Indonesia Pimpin Dewan HAM PBB 2026, Komisi I DPR: Momentum Strategis Perjuangkan Nilai Kemanusiaan

Fajarasia.id  – Indonesia resmi terpilih sebagai Presiden Dewan Hak Asasi Manusia (HAM) Perserikatan Bangsa-Bangsa (PBB) tahun 2026. Wakil Ketua Komisi I DPR RI, Dave Laksono, menilai pencapaian ini sebagai peluang besar bagi Indonesia untuk tampil lebih aktif dalam memperjuangkan nilai-nilai kemanusiaan di kancah global.

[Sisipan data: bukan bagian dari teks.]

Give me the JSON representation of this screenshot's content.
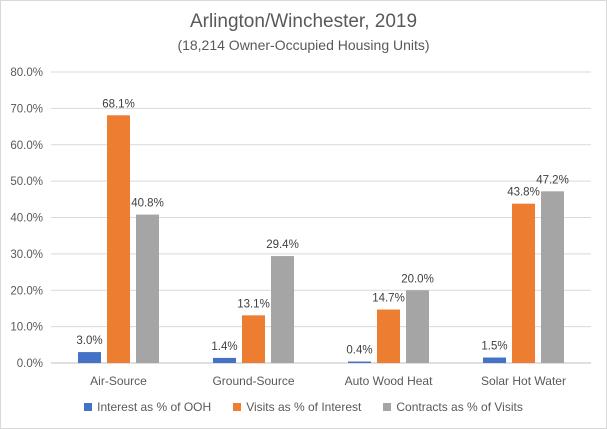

“Kepemimpinan Indonesia di Dewan HAM PBB merupakan momentum strategis untuk menegaskan kembali politik luar negeri kita yang bebas aktif,” ujar Dave. Menurutnya, politik bebas aktif bukan sekadar slogan, melainkan prinsip yang menuntun diplomasi Indonesia agar tetap konsisten memperjuangkan nilai universal tanpa terjebak dalam blok kepentingan tertentu.

Dave menekankan bahwa posisi Indonesia sebagai Presiden Dewan HAM PBB memberi ruang untuk memperkuat kebijakan luar negeri yang berimbang, memperluas jejaring diplomasi, serta meningkatkan posisi tawar dalam percaturan internasional. “Indonesia harus mampu menjadi penyeimbang yang kredibel di tengah konflik geopolitik yang semakin kompleks,” tegas politisi Fraksi Golkar tersebut.

Ia memastikan setiap langkah diplomasi Indonesia akan berpijak pada kepentingan nasional, sekaligus mencerminkan komitmen terhadap perdamaian, keadilan, dan penghormatan HAM. Komisi I DPR RI, lanjut Dave, juga menekankan pentingnya pengawasan agar kepemimpinan Indonesia tidak dimanfaatkan oleh kepentingan geopolitik negara besar. “Indonesia harus menjaga independensi sikap diplomasi agar tetap dipercaya sebagai mediator dan penyeimbang di forum HAM global,” tambahnya.

Dave menegaskan Komisi I DPR RI akan terus memantau jalannya kepemimpinan Indonesia di Dewan HAM PBB melalui dialog dan evaluasi kebijakan. Hal ini dilakukan agar mandat yang diemban dapat dijalankan secara transparan dan konsisten, sekaligus memperkuat reputasi bangsa di mata dunia.

“Kepemimpinan Indonesia di Dewan HAM PBB bukan hanya kesempatan untuk mengartikulasikan kepentingan nasional, tetapi juga kontribusi nyata bagi komunitas internasional dalam memperjuangkan nilai-nilai kemanusiaan yang universal,” tuturnya.

Dave berharap Indonesia mampu menjadi jembatan yang memperkuat dialog antarnegara, mendorong kerja sama multilateral, serta memastikan forum HAM global berjalan secara kredibel, berimbang, dan berpihak pada kemanusiaan.